As Premier Josip Wepka extended the tube system to Issuskoye, Rocaterrania’s newest and easternmost city, the population there grew, and with it, the demand for new homes, apartments, and buildings.
Issuskoye was originally founded in 1971 by illegal immigrants who rafted across Lago Serbo Nuevo from the United States. Led by Reverend Bluenose, these fundamentalist Christians set up a commune on the site and named it Issuskoye, or Jesus Town. Rocaterranians value religious freedom, but these “Jesus creeps,” as they became known, were self-righteous, hypocritical, and generally made a nuisance of themselves. They were eventually run out of the country and, in their absence, Premier Wepka saw the opportunity to build a new city.
When it came to many subjects, including architecture, Kuhler was an autodidact. Since he had already designed Rocaterrania’s two major cities, Ciudad Eldorado and Felsenbad, he decided to locate his architectural experimentations in the nation’s newest and easternmost town, Issuskoye.

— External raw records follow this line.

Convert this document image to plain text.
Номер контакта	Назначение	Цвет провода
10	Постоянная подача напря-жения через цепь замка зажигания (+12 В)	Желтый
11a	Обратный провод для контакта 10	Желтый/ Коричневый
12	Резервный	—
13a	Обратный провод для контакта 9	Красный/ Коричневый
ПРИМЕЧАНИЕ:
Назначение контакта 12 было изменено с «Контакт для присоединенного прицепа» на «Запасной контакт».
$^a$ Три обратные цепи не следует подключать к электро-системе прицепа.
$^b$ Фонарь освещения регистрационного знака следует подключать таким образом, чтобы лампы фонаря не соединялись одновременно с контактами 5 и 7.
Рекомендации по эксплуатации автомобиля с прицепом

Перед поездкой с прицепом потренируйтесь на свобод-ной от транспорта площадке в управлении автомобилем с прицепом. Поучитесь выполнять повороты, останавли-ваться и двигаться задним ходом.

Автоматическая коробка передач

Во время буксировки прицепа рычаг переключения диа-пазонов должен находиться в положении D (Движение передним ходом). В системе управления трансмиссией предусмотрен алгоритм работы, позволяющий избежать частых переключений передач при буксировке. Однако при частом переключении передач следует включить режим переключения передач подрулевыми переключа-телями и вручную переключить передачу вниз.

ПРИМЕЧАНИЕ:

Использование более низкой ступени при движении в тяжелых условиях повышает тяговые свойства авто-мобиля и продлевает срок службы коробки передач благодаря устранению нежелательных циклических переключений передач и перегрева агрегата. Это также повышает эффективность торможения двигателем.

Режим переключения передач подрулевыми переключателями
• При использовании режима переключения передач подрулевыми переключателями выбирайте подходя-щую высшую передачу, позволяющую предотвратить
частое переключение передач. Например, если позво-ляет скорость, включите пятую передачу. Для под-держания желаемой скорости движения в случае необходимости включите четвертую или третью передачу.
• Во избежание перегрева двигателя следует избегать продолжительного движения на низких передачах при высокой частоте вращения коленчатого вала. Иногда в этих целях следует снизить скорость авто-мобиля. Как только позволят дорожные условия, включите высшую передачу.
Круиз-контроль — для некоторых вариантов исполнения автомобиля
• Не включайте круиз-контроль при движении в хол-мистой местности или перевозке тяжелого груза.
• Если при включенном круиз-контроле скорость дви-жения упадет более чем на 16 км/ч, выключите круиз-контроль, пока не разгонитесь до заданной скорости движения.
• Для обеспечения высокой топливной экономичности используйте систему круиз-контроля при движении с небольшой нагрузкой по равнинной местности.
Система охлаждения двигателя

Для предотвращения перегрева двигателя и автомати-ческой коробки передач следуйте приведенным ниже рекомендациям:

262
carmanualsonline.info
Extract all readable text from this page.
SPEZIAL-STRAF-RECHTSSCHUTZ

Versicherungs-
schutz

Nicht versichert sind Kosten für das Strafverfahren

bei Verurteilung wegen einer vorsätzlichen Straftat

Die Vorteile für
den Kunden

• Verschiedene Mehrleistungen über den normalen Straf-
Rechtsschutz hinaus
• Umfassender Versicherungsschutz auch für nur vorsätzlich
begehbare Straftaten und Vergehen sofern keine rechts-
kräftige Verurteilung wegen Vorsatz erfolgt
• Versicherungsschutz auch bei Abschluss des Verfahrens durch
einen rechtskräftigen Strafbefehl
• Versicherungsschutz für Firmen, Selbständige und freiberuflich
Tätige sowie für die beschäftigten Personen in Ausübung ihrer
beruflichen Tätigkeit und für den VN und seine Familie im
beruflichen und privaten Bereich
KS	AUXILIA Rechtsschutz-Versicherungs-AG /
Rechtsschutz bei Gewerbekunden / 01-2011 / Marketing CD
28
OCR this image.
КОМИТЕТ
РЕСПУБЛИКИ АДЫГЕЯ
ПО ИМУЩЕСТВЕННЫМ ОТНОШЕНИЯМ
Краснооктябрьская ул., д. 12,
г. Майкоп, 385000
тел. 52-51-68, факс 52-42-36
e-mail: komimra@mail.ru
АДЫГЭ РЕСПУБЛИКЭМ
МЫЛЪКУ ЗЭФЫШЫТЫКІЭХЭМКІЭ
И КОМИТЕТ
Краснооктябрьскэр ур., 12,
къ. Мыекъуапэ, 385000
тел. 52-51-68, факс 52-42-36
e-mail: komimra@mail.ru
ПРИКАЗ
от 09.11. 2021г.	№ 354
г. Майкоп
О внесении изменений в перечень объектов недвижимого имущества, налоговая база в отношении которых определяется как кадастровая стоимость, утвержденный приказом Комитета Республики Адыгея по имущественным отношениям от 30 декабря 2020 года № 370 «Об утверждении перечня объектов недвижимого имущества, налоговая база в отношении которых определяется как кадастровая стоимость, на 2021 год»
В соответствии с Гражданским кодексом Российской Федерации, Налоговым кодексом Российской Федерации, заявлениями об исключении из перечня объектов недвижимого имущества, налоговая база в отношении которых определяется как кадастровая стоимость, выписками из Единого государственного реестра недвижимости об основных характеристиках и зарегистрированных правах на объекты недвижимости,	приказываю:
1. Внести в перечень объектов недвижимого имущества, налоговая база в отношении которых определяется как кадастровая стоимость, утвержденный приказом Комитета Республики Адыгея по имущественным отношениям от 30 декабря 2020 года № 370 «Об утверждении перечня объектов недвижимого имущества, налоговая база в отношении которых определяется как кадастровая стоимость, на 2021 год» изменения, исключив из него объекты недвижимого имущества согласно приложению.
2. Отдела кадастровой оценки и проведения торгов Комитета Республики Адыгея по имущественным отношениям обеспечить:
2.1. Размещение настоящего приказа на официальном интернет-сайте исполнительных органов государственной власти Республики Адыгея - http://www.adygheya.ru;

The only venue for social interaction within walking distance of the KZ Ranch was Camp IdRaHaJe (“I’d Rather Have Jesus”), a Christian camp and retreat center at the far eastern end of Deer Creek Valley. For a time, Kuhler attended church on Sundays, and played his homemade violin at some functions, but eventually soured on his experience of Christian fundamentalism.